Published October 26, 2016

My friend, Stephanie Raby, and I playing Marais for Sarah Cunningham’s master class.
Stephanie Raby (left) and I playing Marais for Sarah Cunningham’s master class.

Summer Workshop Scholarship Reflection by Nick Loucks

My trip to the Viola da Gamba Society of America 2016 Conclave this summer was transformative. I learned so much from so many different experts from far and wide. I made friends with several other people who share a common interest with me (including some of my peers who live near me and now attend the same school as me). I was so excited to meet so many great people and great musicians and my time at Conclave was enjoyable and fulfilling. Of course, this is what I expected to experience, and it is what anyone would expect me to write about. But I had another, unexpected experience at Conclave.

Nick Loucks with electric gamba
Nick Loucks with electric gamba

Even after making some great friends and learning new things from teachers with impressive backgrounds, there was one experience I had at Conclave that was even more critical. My trip to the VdGSA Conclave led me to make a very important decision; the decision to continue with my pursuit of a career as a performing musician. In the last year I had developed carpal tunnel syndrome and was having difficulty practicing enough to stay on track for a professional career. I was in so much pain when I tried to play. I started looking into alternative music careers like musicology and conducting. Even during this time of uncertainty for me, I knew that I should go to the Conclave because of all the great musicians I would meet who shared my enthusiasm for early music, specifically for the viola da gamba.

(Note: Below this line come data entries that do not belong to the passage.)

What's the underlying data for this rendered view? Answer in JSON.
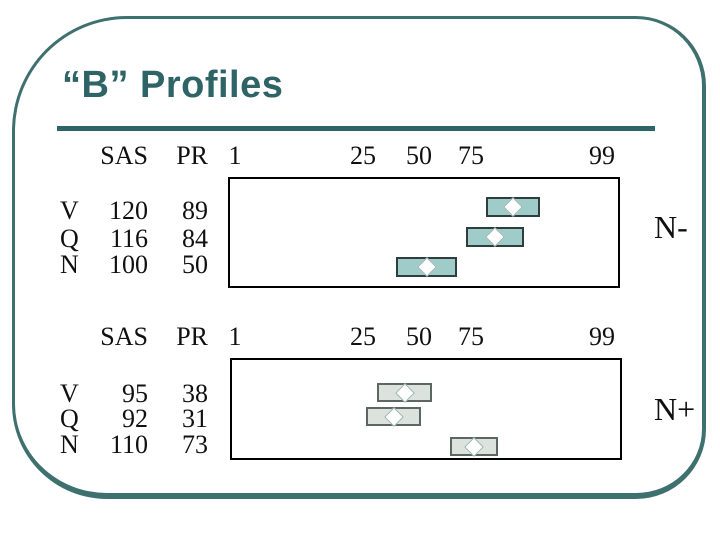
{
  "slide": {
    "title": "“B” Profiles"
  },
  "colors": {
    "accent_teal": "#2E6466",
    "frame_teal": "#3E706F",
    "bar_fill_n_minus": "#9FCBC9",
    "bar_border_n_minus": "#2E3D3D",
    "bar_fill_n_plus": "#DCE3DF",
    "bar_border_n_plus": "#5C6663",
    "chart_box_border": "#000000",
    "diamond_fill": "#FFFFFF"
  },
  "columns": {
    "sas": "SAS",
    "pr": "PR"
  },
  "chart_data": [
    {
      "type": "bar",
      "group_label": "N-",
      "orientation": "horizontal",
      "x_axis": {
        "ticks": [
          1,
          25,
          50,
          75,
          99
        ],
        "tick_labels": [
          "1",
          "25",
          "50",
          "75",
          "99"
        ],
        "scale": "normal-quantile-percentile"
      },
      "bar_color": "#9FCBC9",
      "bar_border": "#2E3D3D",
      "rows": [
        {
          "label": "V",
          "sas": 120,
          "pr": 89,
          "band_percentile": [
            82,
            95
          ],
          "marker_percentile": 89
        },
        {
          "label": "Q",
          "sas": 116,
          "pr": 84,
          "band_percentile": [
            74,
            92
          ],
          "marker_percentile": 84
        },
        {
          "label": "N",
          "sas": 100,
          "pr": 50,
          "band_percentile": [
            39,
            70
          ],
          "marker_percentile": 50
        }
      ]
    },
    {
      "type": "bar",
      "group_label": "N+",
      "orientation": "horizontal",
      "x_axis": {
        "ticks": [
          1,
          25,
          50,
          75,
          99
        ],
        "tick_labels": [
          "1",
          "25",
          "50",
          "75",
          "99"
        ],
        "scale": "normal-quantile-percentile"
      },
      "bar_color": "#DCE3DF",
      "bar_border": "#5C6663",
      "rows": [
        {
          "label": "V",
          "sas": 95,
          "pr": 38,
          "band_percentile": [
            29,
            56
          ],
          "marker_percentile": 38
        },
        {
          "label": "Q",
          "sas": 92,
          "pr": 31,
          "band_percentile": [
            24,
            51
          ],
          "marker_percentile": 31
        },
        {
          "label": "N",
          "sas": 110,
          "pr": 73,
          "band_percentile": [
            66,
            85
          ],
          "marker_percentile": 73
        }
      ]
    }
  ]
}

While I was there, I played in master classes directed by high-profile faculty, I played in ensembles, I listened to and performed in concerts, and I sight-read consort music with my new friends into the early morning hours. I also got to play an electric viola da gamba (on which a man had just performed a jazz concert), I won two books of Marin Marais’ Pieces de Viole at the silent auction, and I played a beautiful Jenkins duet with a new friend. One night after one of those late-night reading sessions, it was about 2:00 in the morning as I was going back to my room after playing the whole night. My wrists were absolutely killing me and I was exhausted. But I remember thinking “I can’t even imagine not playing music for the rest of my life! This is so fun!”  By the end of the week I had firmly resolved to not allow my pain to keep me from doing what I love. I committed myself to the idea of auditioning for some of the top early music graduate schools on the continent and to the idea of finding some way -no matter what it was- to keep my pain under control so that I could continue playing and working towards a professional career as a performing baroque cellist and violist da gamba.

Erik Andersen, and I playing a Jenkins duet
Erik Andersen (left) and I playing a Jenkins duet

Now I am finishing up my last semester of my undergraduate performance degree, preparing for graduate school auditions, and in a few weeks I will perform and hour’s worth of solo music for my senior recital. Before going to Conclave, I never would have expected to be in this position. I have been exercising tirelessly and studying the Alexander Technique to keep my pain under control so that I can play as much as I want. The future is bright for me since I have gone back to my original dream of being a performing musician. I am much more confident about establishing a career in something that I am good at and know a lot about, rather than pursuing an alternative. If I had not been awarded with Early Music America’s Summer Workshop Scholarship, I would not have gone to the VdGSA Conclave and I would not have had such a monumental experience that gave me the confidence to return to the pursuit of my dream. It is quite possible that this experience, made possible for me by EMA, has saved my career as a performer. And I am incredibly grateful to them because of that.


Nick Loucks is a 2016 EMA Summer Workshop Scholarship recipient. Early Music America offers scholarships annually to students at all levels of experience to support attendance at early music workshops in the United States and Canada.